Ransomware Gang Qilin Claims Hack That Hit Beermaker Asahi

A cohort of Russian-speaking hackers known as Qilin has claimed responsibility for a ransomware attack that hobbled Asahi Group Holdings Ltd.’s operations for more than a week.

The group stole roughly 27 gigabytes of data from Japan’s biggest beer brewer including financial documents, contracts, development forecasts and employees’ personal information, Qilin said on its website. Bloomberg was unable to verify the authenticity of the claims.

All of Asahi’s domestic plants are expected to be back online by Thursday, although output will be lower than usual, a spokesperson for the Tokyo-based company said. Information suspected to have been leaked through the hack has been found on the internet, Asahi said in a statement on Wednesday. The spokesperson declined to provide more details on the investigation.

The outage at Asahi was the latest in a global wave of cyber-incidents that have hit carmakers, financial firms and hospitals. The hack underscores Japan’s vulnerability to online attacks, where even brief halts can ripple from factory floors to store shelves and restaurants given the country’s intricate supply chains.

The beermaker was forced to halt production at most of its roughly 30 factories nationwide after the cyberattack paralyzed distribution last week. Employees have been processing orders over the phone and have had to limit orders to those for the popular Asahi Super Dry brew. The company, which first reported the hack on Sept. 29, expects to expand shipments to other products from Oct. 15.

That’s as Asahi’s domestic rivals Kirin Holdings Co., Sapporo Holdings Ltd. and Suntory Holdings Ltd. are fielding a surge in orders from restaurant operators and retailers to make up for any shortages.
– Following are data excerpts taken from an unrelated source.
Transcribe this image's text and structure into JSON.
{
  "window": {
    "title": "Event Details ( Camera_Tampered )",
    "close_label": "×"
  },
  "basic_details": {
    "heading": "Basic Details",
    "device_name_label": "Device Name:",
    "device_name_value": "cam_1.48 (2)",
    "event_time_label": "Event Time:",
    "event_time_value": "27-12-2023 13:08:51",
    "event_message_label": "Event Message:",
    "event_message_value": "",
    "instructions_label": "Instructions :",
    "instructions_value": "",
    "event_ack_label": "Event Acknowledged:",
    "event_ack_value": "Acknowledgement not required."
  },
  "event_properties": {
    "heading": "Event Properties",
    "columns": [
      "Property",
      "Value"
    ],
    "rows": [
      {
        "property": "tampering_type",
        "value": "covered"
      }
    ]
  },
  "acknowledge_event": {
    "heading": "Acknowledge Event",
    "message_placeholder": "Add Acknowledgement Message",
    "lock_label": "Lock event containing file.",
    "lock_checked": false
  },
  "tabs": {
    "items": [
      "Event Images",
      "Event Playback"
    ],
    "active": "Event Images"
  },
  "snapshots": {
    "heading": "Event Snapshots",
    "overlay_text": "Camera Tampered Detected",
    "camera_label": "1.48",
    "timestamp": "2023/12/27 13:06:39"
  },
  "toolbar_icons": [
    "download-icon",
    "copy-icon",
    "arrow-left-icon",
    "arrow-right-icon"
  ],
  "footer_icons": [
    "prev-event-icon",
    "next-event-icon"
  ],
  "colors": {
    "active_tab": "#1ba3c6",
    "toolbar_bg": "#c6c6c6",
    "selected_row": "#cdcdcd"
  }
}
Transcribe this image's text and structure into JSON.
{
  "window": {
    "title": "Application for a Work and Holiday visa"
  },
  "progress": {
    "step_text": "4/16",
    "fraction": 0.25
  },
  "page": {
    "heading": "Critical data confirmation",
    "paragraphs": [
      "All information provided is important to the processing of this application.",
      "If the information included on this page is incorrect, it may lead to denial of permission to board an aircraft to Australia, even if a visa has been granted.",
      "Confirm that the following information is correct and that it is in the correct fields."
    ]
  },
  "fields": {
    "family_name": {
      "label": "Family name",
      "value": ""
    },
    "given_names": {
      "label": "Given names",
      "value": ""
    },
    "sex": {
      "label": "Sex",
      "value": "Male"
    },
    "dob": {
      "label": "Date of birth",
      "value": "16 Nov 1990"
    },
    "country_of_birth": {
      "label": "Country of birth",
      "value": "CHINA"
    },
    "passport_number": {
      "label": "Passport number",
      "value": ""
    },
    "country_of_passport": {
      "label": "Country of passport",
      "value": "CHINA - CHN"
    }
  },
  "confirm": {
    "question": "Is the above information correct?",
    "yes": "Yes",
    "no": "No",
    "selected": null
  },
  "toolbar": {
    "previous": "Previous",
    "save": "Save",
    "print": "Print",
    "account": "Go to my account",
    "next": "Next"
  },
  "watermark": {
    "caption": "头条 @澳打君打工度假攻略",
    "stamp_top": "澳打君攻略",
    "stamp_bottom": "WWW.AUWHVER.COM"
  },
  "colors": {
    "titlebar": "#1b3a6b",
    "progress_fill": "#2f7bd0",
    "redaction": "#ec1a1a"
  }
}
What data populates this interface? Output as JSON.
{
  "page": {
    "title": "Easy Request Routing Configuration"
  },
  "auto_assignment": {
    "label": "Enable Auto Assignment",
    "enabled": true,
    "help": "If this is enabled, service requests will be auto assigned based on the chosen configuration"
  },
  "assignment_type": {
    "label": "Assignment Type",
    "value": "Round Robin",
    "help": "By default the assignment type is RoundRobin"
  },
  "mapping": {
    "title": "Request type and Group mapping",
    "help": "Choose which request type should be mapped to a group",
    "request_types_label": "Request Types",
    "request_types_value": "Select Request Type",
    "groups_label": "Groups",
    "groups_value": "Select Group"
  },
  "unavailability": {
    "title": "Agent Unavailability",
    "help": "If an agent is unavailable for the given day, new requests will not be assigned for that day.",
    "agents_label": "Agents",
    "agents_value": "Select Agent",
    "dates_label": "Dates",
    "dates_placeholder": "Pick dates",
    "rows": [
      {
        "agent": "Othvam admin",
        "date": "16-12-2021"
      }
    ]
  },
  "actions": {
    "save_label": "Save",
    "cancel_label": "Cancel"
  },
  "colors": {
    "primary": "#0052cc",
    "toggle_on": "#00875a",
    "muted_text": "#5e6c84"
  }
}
To secure adequate production capacity for its mainstay beers, Suntory said it’s scrapping the launches of two varieties of limited-edition beers in December.

Qilin has been active since mid-2022 and targeted more than a hundred companies in more than a dozen countries, according to a list of alleged victims on the gang’s website. The group has said it was involved in a $50 million ransomware hack on UK hospital lab-service provider Synnovis, which led to hundreds of canceled operations and outpatient appointments in 2024.

The group encrypts files on infected computers to prevent access. It also often steals data, which it then threatens to publish, if the target refuses to pay for the decryption key and opts to rebuild the computer system from a backup database. Such so-called double-extortion methods have become increasingly popular as a means to compel payments, according to Jon Clay, vice president of threat intelligence at Trend Micro.

It’s not clear if Qilin’s blog entry — which includes screenshots of data it says it stole from Asahi — means the brewer refused to pay a ransom.